Im Abgangsjahr 2025 haben 7.430 von insgesamt 178.135 Schülerinnen und Schülern in Nordrhein-Westfalen eine allgemeinbildende Schule ohne Abschluss verlassen. Das entspricht einem Anteil von 4,2 Prozent, wie die statistische Landesbehörde IT.NRW in Düsseldorf mitteilte. Damit habe der Anteil der Schulabgänger ohne Abschluss den höchsten Stand der vergangenen zehn Jahre erreicht. 2015 hatten 2,2 Prozent aller Abgänger eine allgemeinbildende Schule ohne Abschluss verlassen.

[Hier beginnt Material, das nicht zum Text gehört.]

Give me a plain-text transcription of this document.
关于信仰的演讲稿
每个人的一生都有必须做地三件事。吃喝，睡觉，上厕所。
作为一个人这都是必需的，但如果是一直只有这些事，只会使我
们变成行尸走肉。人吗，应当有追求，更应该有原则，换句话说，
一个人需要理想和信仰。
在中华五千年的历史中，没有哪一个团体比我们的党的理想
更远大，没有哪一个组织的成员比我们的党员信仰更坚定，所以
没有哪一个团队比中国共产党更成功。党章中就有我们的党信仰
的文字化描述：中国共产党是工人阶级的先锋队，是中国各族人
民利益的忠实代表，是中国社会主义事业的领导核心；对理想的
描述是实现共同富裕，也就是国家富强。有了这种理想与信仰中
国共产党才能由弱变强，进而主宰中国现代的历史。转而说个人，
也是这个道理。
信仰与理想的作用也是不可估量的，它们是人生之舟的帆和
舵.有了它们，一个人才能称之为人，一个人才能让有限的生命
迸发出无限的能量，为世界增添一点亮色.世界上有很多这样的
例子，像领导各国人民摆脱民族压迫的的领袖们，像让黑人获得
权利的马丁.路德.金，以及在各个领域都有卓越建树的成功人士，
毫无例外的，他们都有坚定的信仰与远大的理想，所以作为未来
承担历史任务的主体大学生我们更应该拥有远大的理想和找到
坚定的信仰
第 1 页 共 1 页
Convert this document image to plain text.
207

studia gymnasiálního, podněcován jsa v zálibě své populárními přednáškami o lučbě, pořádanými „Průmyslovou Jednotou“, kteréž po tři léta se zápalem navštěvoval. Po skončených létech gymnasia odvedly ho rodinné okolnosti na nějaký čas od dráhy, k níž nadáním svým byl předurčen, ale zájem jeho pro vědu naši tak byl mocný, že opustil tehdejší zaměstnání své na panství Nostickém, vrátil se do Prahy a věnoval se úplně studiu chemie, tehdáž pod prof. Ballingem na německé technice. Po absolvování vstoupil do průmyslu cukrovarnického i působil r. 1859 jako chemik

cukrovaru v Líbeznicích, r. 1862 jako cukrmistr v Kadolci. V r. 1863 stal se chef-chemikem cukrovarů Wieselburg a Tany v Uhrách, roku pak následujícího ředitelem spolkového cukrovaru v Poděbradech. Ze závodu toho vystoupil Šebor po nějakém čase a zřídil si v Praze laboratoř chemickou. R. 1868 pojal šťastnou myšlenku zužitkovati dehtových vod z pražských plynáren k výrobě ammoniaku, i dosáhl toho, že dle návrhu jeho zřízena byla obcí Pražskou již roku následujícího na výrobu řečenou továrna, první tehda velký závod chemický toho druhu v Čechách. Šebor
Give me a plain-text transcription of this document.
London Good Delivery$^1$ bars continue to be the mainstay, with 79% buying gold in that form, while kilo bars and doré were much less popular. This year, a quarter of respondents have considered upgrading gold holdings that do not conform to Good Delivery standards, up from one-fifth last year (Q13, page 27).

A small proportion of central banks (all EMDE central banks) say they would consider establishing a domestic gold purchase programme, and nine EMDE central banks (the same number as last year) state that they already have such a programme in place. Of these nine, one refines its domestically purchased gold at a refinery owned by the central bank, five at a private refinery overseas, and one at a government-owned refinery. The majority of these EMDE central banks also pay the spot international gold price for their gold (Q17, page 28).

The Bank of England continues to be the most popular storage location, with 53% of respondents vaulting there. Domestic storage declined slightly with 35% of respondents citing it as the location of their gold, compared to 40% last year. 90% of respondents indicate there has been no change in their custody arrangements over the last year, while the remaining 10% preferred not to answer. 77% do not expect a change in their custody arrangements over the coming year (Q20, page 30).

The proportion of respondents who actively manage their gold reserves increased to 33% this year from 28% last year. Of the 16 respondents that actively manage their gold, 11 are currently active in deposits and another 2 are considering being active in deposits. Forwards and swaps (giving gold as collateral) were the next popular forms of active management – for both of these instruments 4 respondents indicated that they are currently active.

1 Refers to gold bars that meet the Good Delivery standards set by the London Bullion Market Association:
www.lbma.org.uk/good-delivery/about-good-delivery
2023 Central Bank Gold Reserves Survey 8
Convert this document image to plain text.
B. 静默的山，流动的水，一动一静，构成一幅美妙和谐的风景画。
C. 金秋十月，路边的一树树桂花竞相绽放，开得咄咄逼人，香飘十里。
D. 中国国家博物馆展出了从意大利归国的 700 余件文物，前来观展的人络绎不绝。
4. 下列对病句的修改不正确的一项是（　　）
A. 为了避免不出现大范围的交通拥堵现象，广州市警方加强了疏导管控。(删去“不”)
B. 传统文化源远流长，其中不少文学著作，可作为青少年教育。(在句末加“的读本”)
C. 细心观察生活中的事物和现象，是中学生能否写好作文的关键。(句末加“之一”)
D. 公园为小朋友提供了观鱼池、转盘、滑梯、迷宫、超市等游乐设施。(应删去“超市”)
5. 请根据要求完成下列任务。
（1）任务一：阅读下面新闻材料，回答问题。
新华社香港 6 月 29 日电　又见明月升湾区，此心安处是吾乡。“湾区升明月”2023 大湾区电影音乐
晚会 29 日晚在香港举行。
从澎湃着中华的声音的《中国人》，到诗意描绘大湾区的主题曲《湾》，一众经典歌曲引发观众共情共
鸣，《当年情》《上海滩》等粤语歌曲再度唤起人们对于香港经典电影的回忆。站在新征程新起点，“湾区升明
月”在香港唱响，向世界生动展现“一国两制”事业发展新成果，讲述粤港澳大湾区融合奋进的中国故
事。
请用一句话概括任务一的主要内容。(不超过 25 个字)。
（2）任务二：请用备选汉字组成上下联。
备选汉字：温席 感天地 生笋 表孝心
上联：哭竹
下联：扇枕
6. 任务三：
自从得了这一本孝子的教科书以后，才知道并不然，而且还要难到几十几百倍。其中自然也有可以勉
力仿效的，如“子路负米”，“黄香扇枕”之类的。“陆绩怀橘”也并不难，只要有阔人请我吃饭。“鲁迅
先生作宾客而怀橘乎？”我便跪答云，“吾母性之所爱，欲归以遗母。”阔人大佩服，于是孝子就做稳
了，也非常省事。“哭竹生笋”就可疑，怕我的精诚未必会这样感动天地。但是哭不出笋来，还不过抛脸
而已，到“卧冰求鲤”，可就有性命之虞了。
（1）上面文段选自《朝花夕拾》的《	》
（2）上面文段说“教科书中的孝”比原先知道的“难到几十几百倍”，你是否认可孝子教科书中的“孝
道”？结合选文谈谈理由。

In absoluten Zahlen ist die Zahl der Schülerinnen und Schüler in NRW, die eine Schule ohne Abschluss verlassen haben, im Vergleich zum Abgangsjahr 2015 um 3.105 gestiegen. Die Gesamtzahl der Schulabgänge ist in diesem Zeitraum um 22.145 gesunken. Zum Vergleich: 2024 beendeten insgesamt 181.230 Mädchen und Jungen die Schule, von ihnen waren 6.585 ohne Abschlusszeugnis. Dies entspricht einem Anteil von 3,6 Prozent.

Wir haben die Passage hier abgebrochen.